Kuasa hukum pelapor, Jackson Sahala Pakpahan, SH, mengatakan surat tersebut berisi permohonan agar proses penyidikan mendapat perhatian dan pengawasan sehingga berjalan profesional, objektif, transparan, serta memberikan kepastian hukum.
“Kami berharap proses penegakan hukum dapat berjalan sesuai ketentuan yang berlaku serta memberikan perlindungan hukum bagi klien kami,” kata Jackson dalam konferensi pers di Kantor LBH HBB Nusantara Sumsel, Sabtu (27/6/2026).
Didampingi Alfredo Sihotang, SH, dan Desmon Simanjuntak, SH, pihaknya juga berencana menyerahkan sejumlah bukti tambahan yang dinilai relevan untuk mendukung proses penyidikan.
Menurut Jackson, bukti-bukti tersebut diharapkan dapat menjadi bahan pendalaman penyidik dalam mengungkap perkara berdasarkan fakta dan alat bukti yang tersedia.
Sementara itu, Alfredo Sihotang, SH mengatakan pihaknya meminta penyidik mendalami seluruh fakta yang terungkap, termasuk kemungkinan adanya pihak lain yang turut berperan apabila nantinya didukung alat bukti yang cukup.
“Kami menyerahkan sepenuhnya kepada penyidik untuk melakukan pendalaman sesuai prosedur hukum yang berlaku,” ujarnya.
Kuasa hukum lainnya, Desmon Simanjuntak, SH, menjelaskan bahwa berdasarkan keterangan kliennya, perkara bermula dari penawaran pembelian satu unit rumah beserta lahan tambahan yang disampaikan secara lisan.

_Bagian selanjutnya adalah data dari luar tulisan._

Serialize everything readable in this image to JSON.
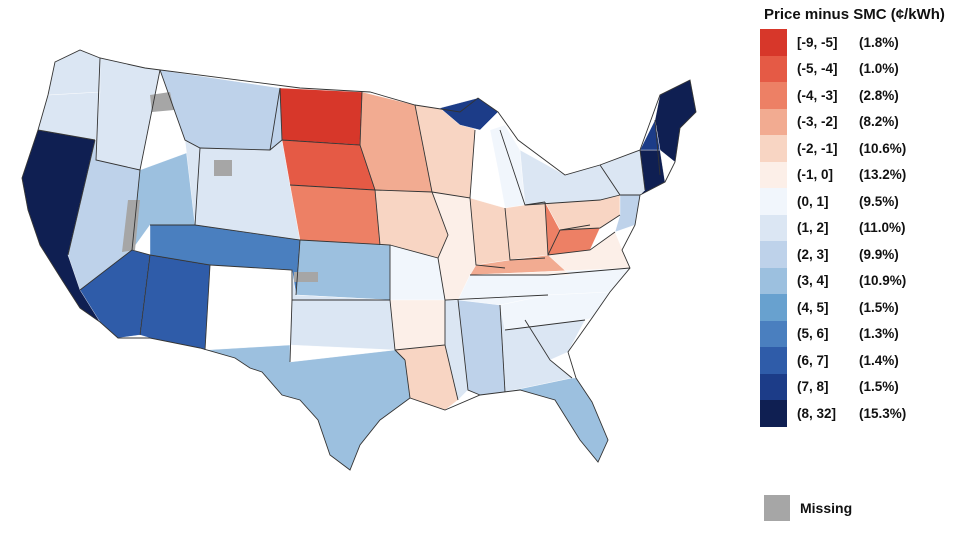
{
  "map": {
    "regions": [
      {
        "id": "pacific-coast-south",
        "bin": 14
      },
      {
        "id": "oregon",
        "bin": 7
      },
      {
        "id": "washington",
        "bin": 7
      },
      {
        "id": "nevada",
        "bin": 8
      },
      {
        "id": "arizona",
        "bin": 12
      },
      {
        "id": "new-mexico",
        "bin": 12
      },
      {
        "id": "colorado",
        "bin": 11
      },
      {
        "id": "utah",
        "bin": 9
      },
      {
        "id": "idaho",
        "bin": 7
      },
      {
        "id": "montana",
        "bin": 8
      },
      {
        "id": "wyoming",
        "bin": 7
      },
      {
        "id": "north-dakota",
        "bin": 0
      },
      {
        "id": "south-dakota",
        "bin": 1
      },
      {
        "id": "nebraska",
        "bin": 2
      },
      {
        "id": "kansas",
        "bin": 9
      },
      {
        "id": "oklahoma",
        "bin": 7
      },
      {
        "id": "texas",
        "bin": 9
      },
      {
        "id": "minnesota",
        "bin": 3
      },
      {
        "id": "iowa",
        "bin": 4
      },
      {
        "id": "missouri",
        "bin": 6
      },
      {
        "id": "arkansas",
        "bin": 5
      },
      {
        "id": "louisiana",
        "bin": 4
      },
      {
        "id": "wisconsin",
        "bin": 4
      },
      {
        "id": "upper-peninsula",
        "bin": 13
      },
      {
        "id": "lower-michigan",
        "bin": 6
      },
      {
        "id": "illinois",
        "bin": 5
      },
      {
        "id": "indiana",
        "bin": 4
      },
      {
        "id": "ohio",
        "bin": 4
      },
      {
        "id": "kentucky",
        "bin": 3
      },
      {
        "id": "tennessee",
        "bin": 6
      },
      {
        "id": "mississippi",
        "bin": 7
      },
      {
        "id": "alabama",
        "bin": 8
      },
      {
        "id": "georgia",
        "bin": 7
      },
      {
        "id": "florida",
        "bin": 9
      },
      {
        "id": "south-carolina",
        "bin": 7
      },
      {
        "id": "north-carolina",
        "bin": 6
      },
      {
        "id": "virginia",
        "bin": 5
      },
      {
        "id": "west-virginia",
        "bin": 2
      },
      {
        "id": "pennsylvania",
        "bin": 4
      },
      {
        "id": "new-york",
        "bin": 7
      },
      {
        "id": "new-jersey",
        "bin": 8
      },
      {
        "id": "new-england-south",
        "bin": 14
      },
      {
        "id": "maine",
        "bin": 14
      },
      {
        "id": "new-hampshire-vermont",
        "bin": 13
      }
    ],
    "missing_regions": [
      "nevada-east-strip",
      "montana-patch",
      "wyoming-patch",
      "oklahoma-panhandle-patch"
    ]
  },
  "legend": {
    "title": "Price minus SMC (¢/kWh)",
    "bins": [
      {
        "range": "[-9, -5]",
        "share": "(1.8%)",
        "color": "#d7372a"
      },
      {
        "range": "(-5, -4]",
        "share": "(1.0%)",
        "color": "#e55a45"
      },
      {
        "range": "(-4, -3]",
        "share": "(2.8%)",
        "color": "#ed8065"
      },
      {
        "range": "(-3, -2]",
        "share": "(8.2%)",
        "color": "#f2ab91"
      },
      {
        "range": "(-2, -1]",
        "share": "(10.6%)",
        "color": "#f8d5c3"
      },
      {
        "range": "(-1, 0]",
        "share": "(13.2%)",
        "color": "#fcefe8"
      },
      {
        "range": "(0, 1]",
        "share": "(9.5%)",
        "color": "#f1f6fc"
      },
      {
        "range": "(1, 2]",
        "share": "(11.0%)",
        "color": "#dbe6f3"
      },
      {
        "range": "(2, 3]",
        "share": "(9.9%)",
        "color": "#bed2ea"
      },
      {
        "range": "(3, 4]",
        "share": "(10.9%)",
        "color": "#9cc0df"
      },
      {
        "range": "(4, 5]",
        "share": "(1.5%)",
        "color": "#68a1cf"
      },
      {
        "range": "(5, 6]",
        "share": "(1.3%)",
        "color": "#4a7fbf"
      },
      {
        "range": "(6, 7]",
        "share": "(1.4%)",
        "color": "#2f5ca9"
      },
      {
        "range": "(7, 8]",
        "share": "(1.5%)",
        "color": "#1c3c88"
      },
      {
        "range": "(8, 32]",
        "share": "(15.3%)",
        "color": "#0f1f52"
      }
    ],
    "missing": {
      "label": "Missing",
      "color": "#a6a6a6"
    }
  }
}
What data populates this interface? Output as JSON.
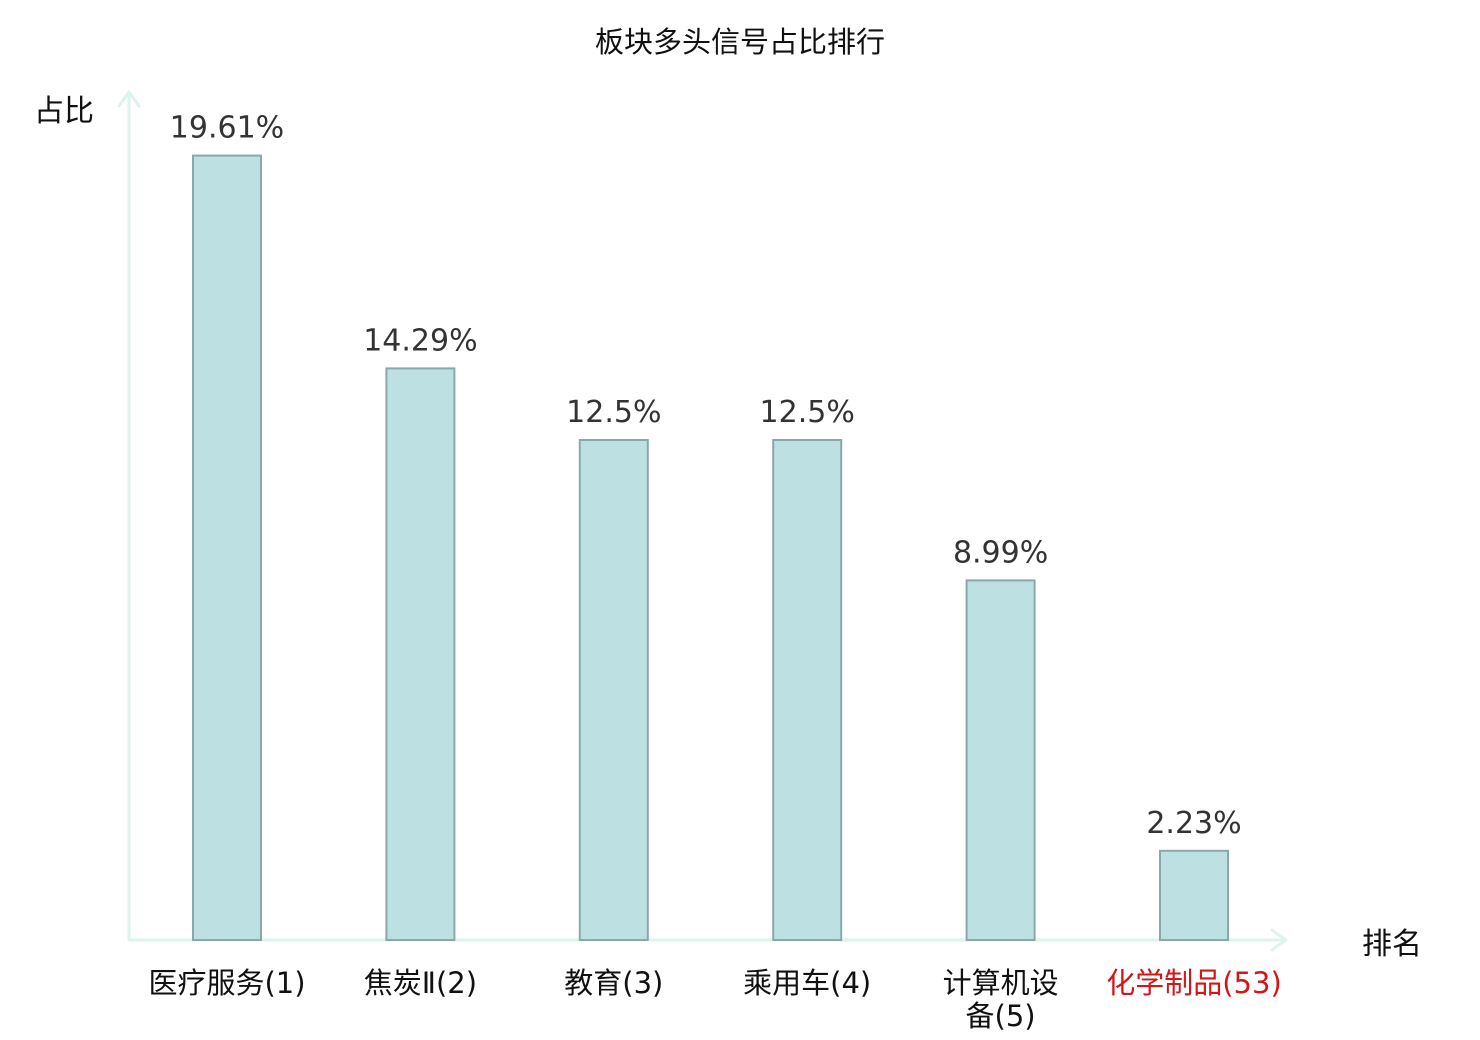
{
  "chart_data": {
    "type": "bar",
    "title": "板块多头信号占比排行",
    "ylabel": "占比",
    "xlabel": "排名",
    "categories": [
      {
        "name": "医疗服务",
        "rank": "(1)"
      },
      {
        "name": "焦炭Ⅱ",
        "rank": "(2)"
      },
      {
        "name": "教育",
        "rank": "(3)"
      },
      {
        "name": "乘用车",
        "rank": "(4)"
      },
      {
        "name": "计算机设备",
        "rank": "(5)"
      },
      {
        "name": "化学制品",
        "rank": "(53)"
      }
    ],
    "values": [
      19.61,
      14.29,
      12.5,
      12.5,
      8.99,
      2.23
    ],
    "value_labels": [
      "19.61%",
      "14.29%",
      "12.5%",
      "12.5%",
      "8.99%",
      "2.23%"
    ],
    "highlight_index": 5,
    "ylim": [
      0,
      20.5
    ],
    "grid": false,
    "legend": "none",
    "colors": {
      "bar_fill": "#bde0e3",
      "bar_stroke": "#8aa8aa",
      "axis": "#def2ee",
      "highlight_text": "#d51616",
      "normal_text": "#111111"
    }
  }
}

Setelah tercapai kesepakatan, kliennya disebut telah melakukan pembayaran secara bertahap.
Namun, menurut Desmon, kliennya kemudian menilai pembangunan yang dilakukan tidak sesuai dengan kesepahaman awal sehingga meminta pengembalian dana yang telah dibayarkan.
Desmon juga menyampaikan bahwa berdasarkan keterangan kliennya, hingga kini belum terdapat dokumen perjanjian yang ditandatangani antara kliennya dengan pihak pengembang, baik berupa perjanjian jual beli, perjanjian pengikatan jual beli, maupun dokumen kepemilikan lainnya.
“Hal-hal tersebut akan kami serahkan kepada penyidik untuk didalami berdasarkan alat bukti yang ada.
Dalam surat yang akan kami sampaikan kepada Kapolda Sumsel dan Kajati Sumsel, kami juga meminta agar dilakukan pengembangan penyelidikan dan penyidikan terhadap sejumlah pihak lainnya yang berdasarkan informasi dan alat bukti awal diduga memiliki peran dalam penerimaan maupun penguasaan uang milik klien kami.
Apabila dalam proses hukum nantinya keterlibatan pihak-pihak tersebut menjadi terang dan didukung alat bukti yang sah sebagaimana diatur dalam ketentuan perundang-undangan,
kami memohon agar penyidik menetapkan pihak-pihak tersebut sebagai tersangka sesuai mekanisme hukum yang berlaku,” tegas Desmon.
Selain bukti pembayaran, pihaknya juga berencana menyerahkan dokumen komunikasi berupa chat Washapp dan surat-surat lain yang dinilai berkaitan dengan perkara.
Menanggapi informasi mengenai rencana pihak kuasa hukum terlapor yang akan melaporkan kliennya atas dugaan pelanggaran Undang-Undang Informasi dan Transaksi Elektronik (UU ITE), Desmon menyatakan pihaknya menghormati hak setiap warga negara untuk menempuh jalur hukum.
“Silakan apabila memang akan melapor. Kami menghormati proses hukum dan siap menghadapinya sesuai ketentuan yang berlaku.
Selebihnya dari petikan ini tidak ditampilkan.